Myra Lee Jia Wen

Personal information
- Born: Singapore

Sport
- Country: Singapore
- Event(s): 3 m Springboard, 10 m Synchronised Platform

Medal record
Diving
Representing Singapore
Southeast Asian Games
| Silver medal – second place | 2015 Southeast Asian Games | 10 m synchro platform |
| Bronze medal – third place | 2013 Southeast Asian Games | 3 m synchro springboard |

= Myra Lee (diver) =

Singaporean diver

Myra Lee Jia Wen is a Singaporean diver.

In 2010, Myra participated in the 2010 Summer Youth Olympics in Singapore. She managed to overcome a back injury she suffered during the preliminary round of the Girls' 10m platform and competed in the finals.

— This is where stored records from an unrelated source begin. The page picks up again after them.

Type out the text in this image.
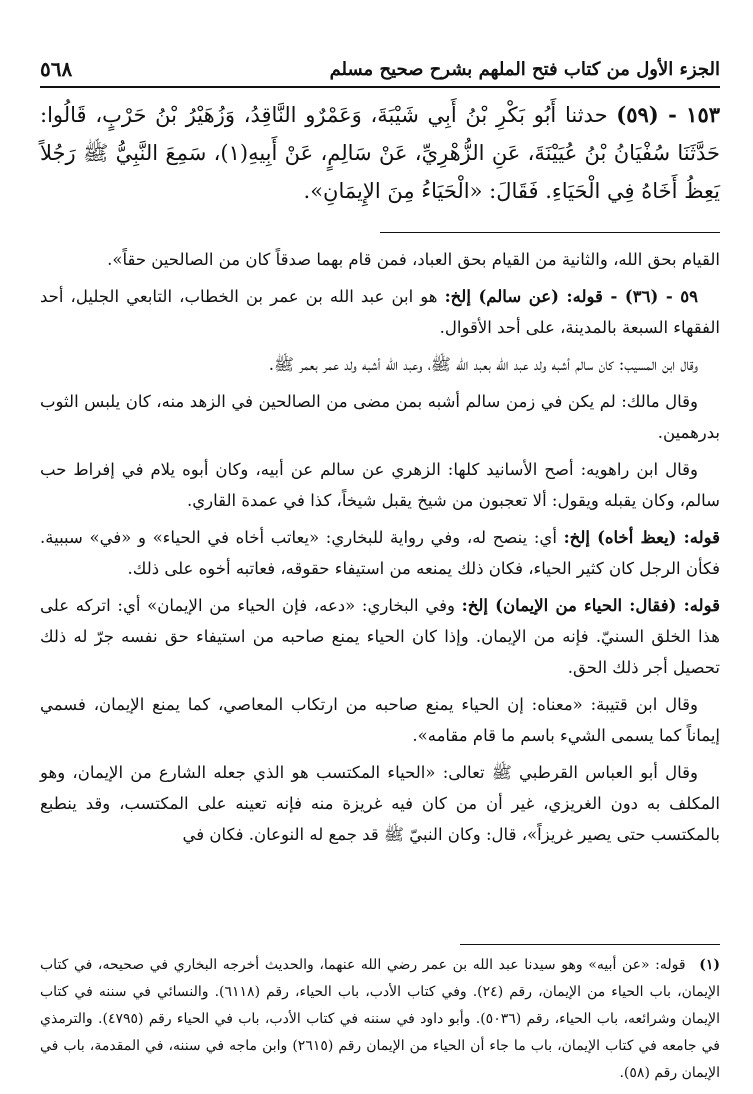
الجزء الأول من كتاب فتح الملهم بشرح صحيح مسلم
٥٦٨
١٥٣ - (٥٩) حدثنا أَبُو بَكْرِ بْنُ أَبِي شَيْبَةَ، وَعَمْرٌو النَّاقِدُ، وَزُهَيْرُ بْنُ حَرْبٍ، قَالُوا: حَدَّثَنَا سُفْيَانُ بْنُ عُيَيْنَةَ، عَنِ الزُّهْرِيِّ، عَنْ سَالِمٍ، عَنْ أَبِيهِ(١)، سَمِعَ النَّبِيُّ ﷺ رَجُلاً يَعِظُ أَخَاهُ فِي الْحَيَاءِ. فَقَالَ: «الْحَيَاءُ مِنَ الإِيمَانِ».

القيام بحق الله، والثانية من القيام بحق العباد، فمن قام بهما صدقاً كان من الصالحين حقاً».

٥٩ - (٣٦) - قوله: (عن سالم) إلخ: هو ابن عبد الله بن عمر بن الخطاب، التابعي الجليل، أحد الفقهاء السبعة بالمدينة، على أحد الأقوال.

وقال ابن المسيب: كان سالم أشبه ولد عبد الله بعبد الله ﷺ، وعبد الله أشبه ولد عمر بعمر ﷺ.

وقال مالك: لم يكن في زمن سالم أشبه بمن مضى من الصالحين في الزهد منه، كان يلبس الثوب بدرهمين.

وقال ابن راهويه: أصح الأسانيد كلها: الزهري عن سالم عن أبيه، وكان أبوه يلام في إفراط حب سالم، وكان يقبله ويقول: ألا تعجبون من شيخ يقبل شيخاً، كذا في عمدة القاري.

قوله: (يعظ أخاه) إلخ: أي: ينصح له، وفي رواية للبخاري: «يعاتب أخاه في الحياء» و «في» سببية. فكأن الرجل كان كثير الحياء، فكان ذلك يمنعه من استيفاء حقوقه، فعاتبه أخوه على ذلك.

قوله: (فقال: الحياء من الإيمان) إلخ: وفي البخاري: «دعه، فإن الحياء من الإيمان» أي: اتركه على هذا الخلق السنيّ. فإنه من الإيمان. وإذا كان الحياء يمنع صاحبه من استيفاء حق نفسه جرّ له ذلك تحصيل أجر ذلك الحق.

وقال ابن قتيبة: «معناه: إن الحياء يمنع صاحبه من ارتكاب المعاصي، كما يمنع الإيمان، فسمي إيماناً كما يسمى الشيء باسم ما قام مقامه».

وقال أبو العباس القرطبي ﷺ تعالى: «الحياء المكتسب هو الذي جعله الشارع من الإيمان، وهو المكلف به دون الغريزي، غير أن من كان فيه غريزة منه فإنه تعينه على المكتسب، وقد ينطبع بالمكتسب حتى يصير غريزاً»، قال: وكان النبيّ ﷺ قد جمع له النوعان. فكان في

(١) قوله: «عن أبيه» وهو سيدنا عبد الله بن عمر رضي الله عنهما، والحديث أخرجه البخاري في صحيحه، في كتاب الإيمان، باب الحياء من الإيمان، رقم (٢٤). وفي كتاب الأدب، باب الحياء، رقم (٦١١٨). والنسائي في سننه في كتاب الإيمان وشرائعه، باب الحياء، رقم (٥٠٣٦). وأبو داود في سننه في كتاب الأدب، باب في الحياء رقم (٤٧٩٥). والترمذي في جامعه في كتاب الإيمان، باب ما جاء أن الحياء من الإيمان رقم (٢٦١٥) وابن ماجه في سننه، في المقدمة، باب في الإيمان رقم (٥٨).
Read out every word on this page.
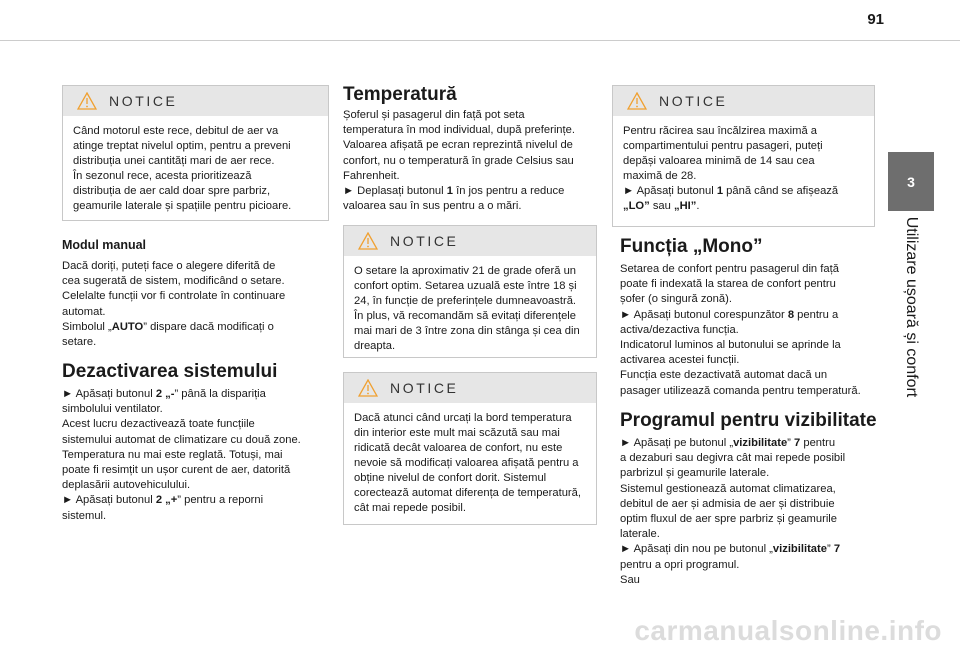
91
3
Utilizare ușoară și confort
NOTICE
Când motorul este rece, debitul de aer va
atinge treptat nivelul optim, pentru a preveni
distribuția unei cantități mari de aer rece.
În sezonul rece, acesta prioritizează
distribuția de aer cald doar spre parbriz,
geamurile laterale și spațiile pentru picioare.
Modul manual
Dacă doriți, puteți face o alegere diferită de
cea sugerată de sistem, modificând o setare.
Celelalte funcții vor fi controlate în continuare
automat.
Simbolul „AUTO” dispare dacă modificați o
setare.
Dezactivarea sistemului
► Apăsați butonul 2 „-” până la dispariția
simbolului ventilator.
Acest lucru dezactivează toate funcțiile
sistemului automat de climatizare cu două zone.
Temperatura nu mai este reglată. Totuși, mai
poate fi resimțit un ușor curent de aer, datorită
deplasării autovehiculului.
► Apăsați butonul 2 „+” pentru a reporni
sistemul.
Temperatură
Șoferul și pasagerul din față pot seta
temperatura în mod individual, după preferințe.
Valoarea afișată pe ecran reprezintă nivelul de
confort, nu o temperatură în grade Celsius sau
Fahrenheit.
► Deplasați butonul 1 în jos pentru a reduce
valoarea sau în sus pentru a o mări.
NOTICE
O setare la aproximativ 21 de grade oferă un
confort optim. Setarea uzuală este între 18 și
24, în funcție de preferințele dumneavoastră.
În plus, vă recomandăm să evitați diferențele
mai mari de 3 între zona din stânga și cea din
dreapta.
NOTICE
Dacă atunci când urcați la bord temperatura
din interior este mult mai scăzută sau mai
ridicată decât valoarea de confort, nu este
nevoie să modificați valoarea afișată pentru a
obține nivelul de confort dorit. Sistemul
corectează automat diferența de temperatură,
cât mai repede posibil.
NOTICE
Pentru răcirea sau încălzirea maximă a
compartimentului pentru pasageri, puteți
depăși valoarea minimă de 14 sau cea
maximă de 28.
► Apăsați butonul 1 până când se afișează
„LO” sau „HI”.
Funcția „Mono”
Setarea de confort pentru pasagerul din față
poate fi indexată la starea de confort pentru
șofer (o singură zonă).
► Apăsați butonul corespunzător 8 pentru a
activa/dezactiva funcția.
Indicatorul luminos al butonului se aprinde la
activarea acestei funcții.
Funcția este dezactivată automat dacă un
pasager utilizează comanda pentru temperatură.
Programul pentru vizibilitate
► Apăsați pe butonul „vizibilitate” 7 pentru
a dezaburi sau degivra cât mai repede posibil
parbrizul și geamurile laterale.
Sistemul gestionează automat climatizarea,
debitul de aer și admisia de aer și distribuie
optim fluxul de aer spre parbriz și geamurile
laterale.
► Apăsați din nou pe butonul „vizibilitate” 7
pentru a opri programul.
Sau
carmanualsonline.info
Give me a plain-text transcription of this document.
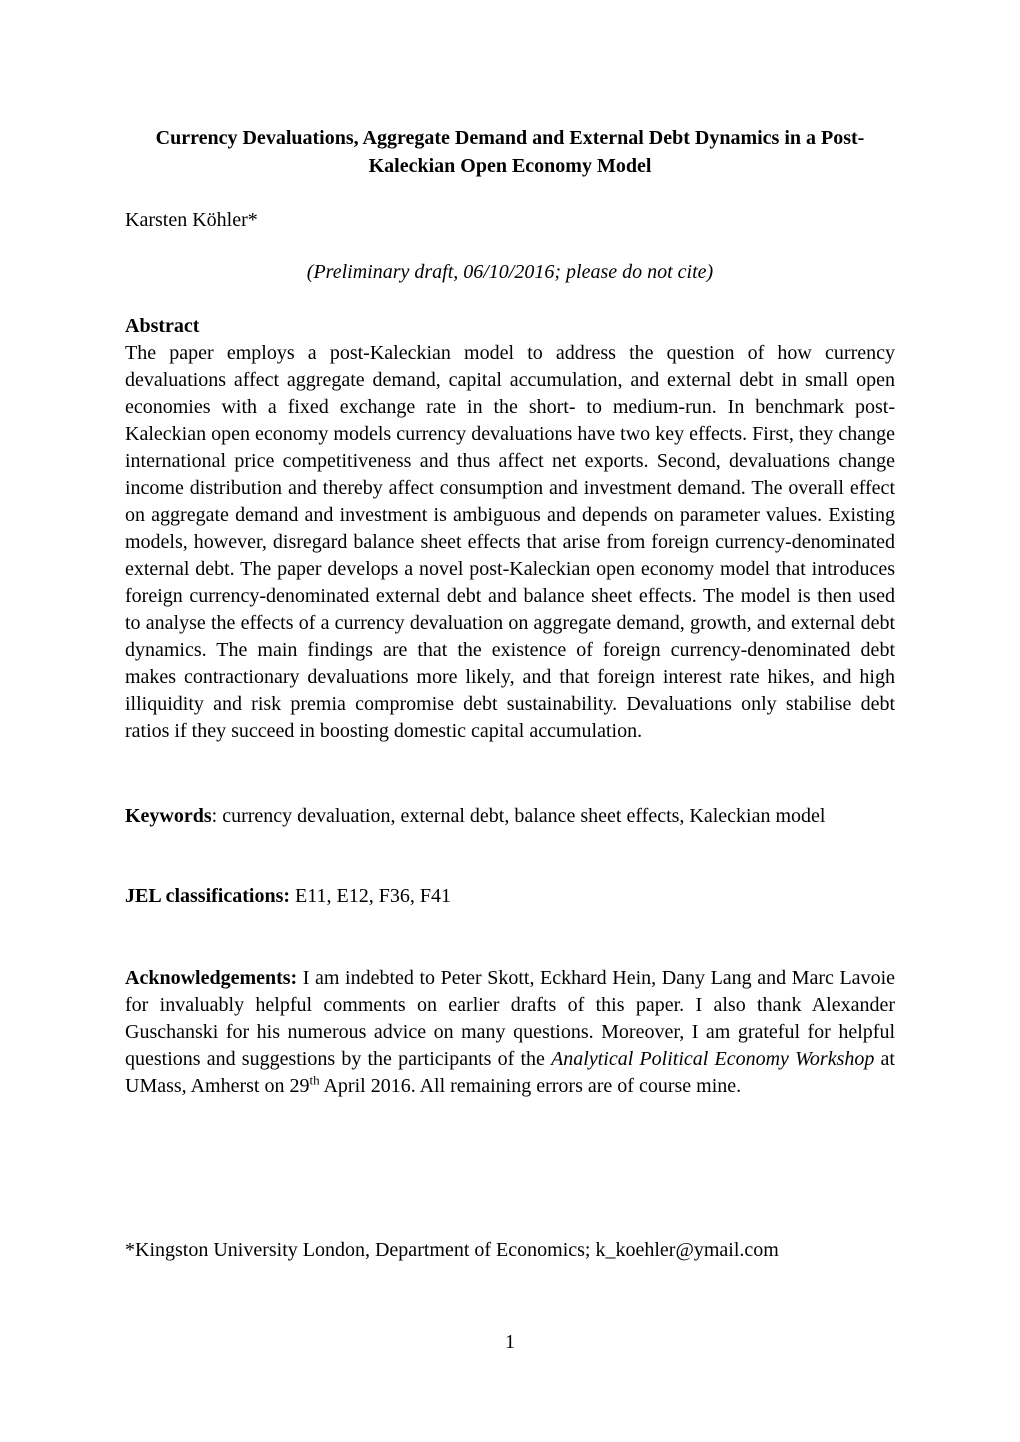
Currency Devaluations, Aggregate Demand and External Debt Dynamics in a Post-
Kaleckian Open Economy Model

Karsten Köhler*

(Preliminary draft, 06/10/2016; please do not cite)

Abstract

The paper employs a post-Kaleckian model to address the question of how currency devaluations affect aggregate demand, capital accumulation, and external debt in small open economies with a fixed exchange rate in the short- to medium-run. In benchmark post-Kaleckian open economy models currency devaluations have two key effects. First, they change international price competitiveness and thus affect net exports. Second, devaluations change income distribution and thereby affect consumption and investment demand. The overall effect on aggregate demand and investment is ambiguous and depends on parameter values. Existing models, however, disregard balance sheet effects that arise from foreign currency-denominated external debt. The paper develops a novel post-Kaleckian open economy model that introduces foreign currency-denominated external debt and balance sheet effects. The model is then used to analyse the effects of a currency devaluation on aggregate demand, growth, and external debt dynamics. The main findings are that the existence of foreign currency-denominated debt makes contractionary devaluations more likely, and that foreign interest rate hikes, and high illiquidity and risk premia compromise debt sustainability. Devaluations only stabilise debt ratios if they succeed in boosting domestic capital accumulation.

Keywords: currency devaluation, external debt, balance sheet effects, Kaleckian model

JEL classifications: E11, E12, F36, F41

Acknowledgements: I am indebted to Peter Skott, Eckhard Hein, Dany Lang and Marc Lavoie for invaluably helpful comments on earlier drafts of this paper. I also thank Alexander Guschanski for his numerous advice on many questions. Moreover, I am grateful for helpful questions and suggestions by the participants of the Analytical Political Economy Workshop at UMass, Amherst on 29th April 2016. All remaining errors are of course mine.

*Kingston University London, Department of Economics; k_koehler@ymail.com

1
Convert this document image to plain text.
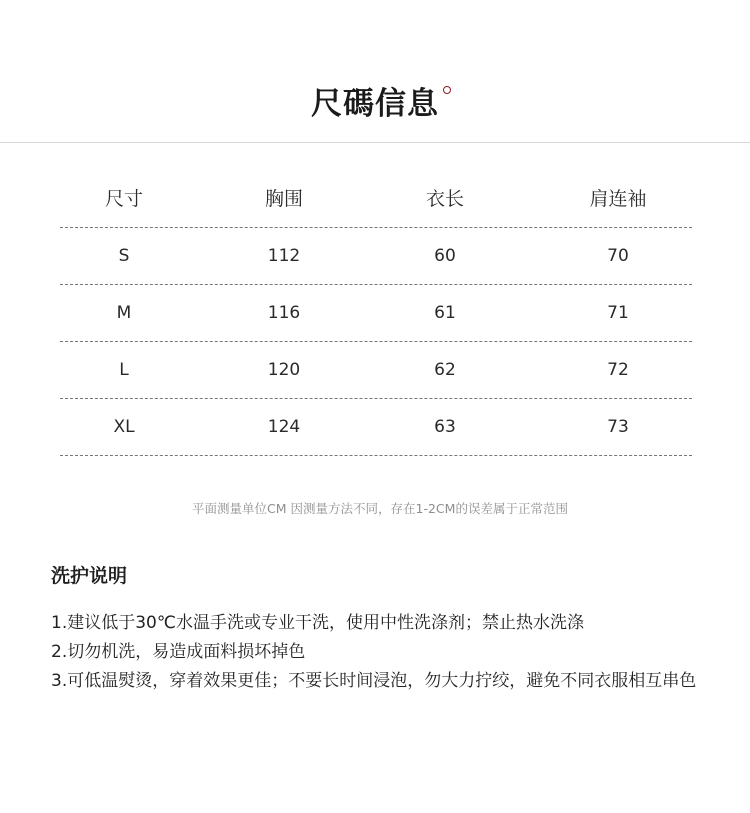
尺碼信息
尺寸	胸围	衣长	肩连袖
S	112	60	70
M	116	61	71
L	120	62	72
XL	124	63	73
平面测量单位CM 因测量方法不同，存在1-2CM的误差属于正常范围
洗护说明
1.建议低于30℃水温手洗或专业干洗，使用中性洗涤剂；禁止热水洗涤
2.切勿机洗，易造成面料损坏掉色
3.可低温熨烫，穿着效果更佳；不要长时间浸泡，勿大力拧绞，避免不同衣服相互串色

However, the injury affected her performance and she finished last.

In 2013, Myra took part in the 2013 Southeast Asian Games along with her partner Fong Kay Yian in the Women's synchronized 3 m springboard event in which the duo won the bronze medal.

A year later, she competed in the 2014 Asian Games Women's 1 metre springboard and Women's 3 metre springboard. She also took part in the Women's synchronized 3 metre springboard with Fong Kay Yian.

At the 2015 Southeast Asian Games, she won a silver medal in the Women's synchronized 10 m platform event with her partner Freida Lim Shen-Yan.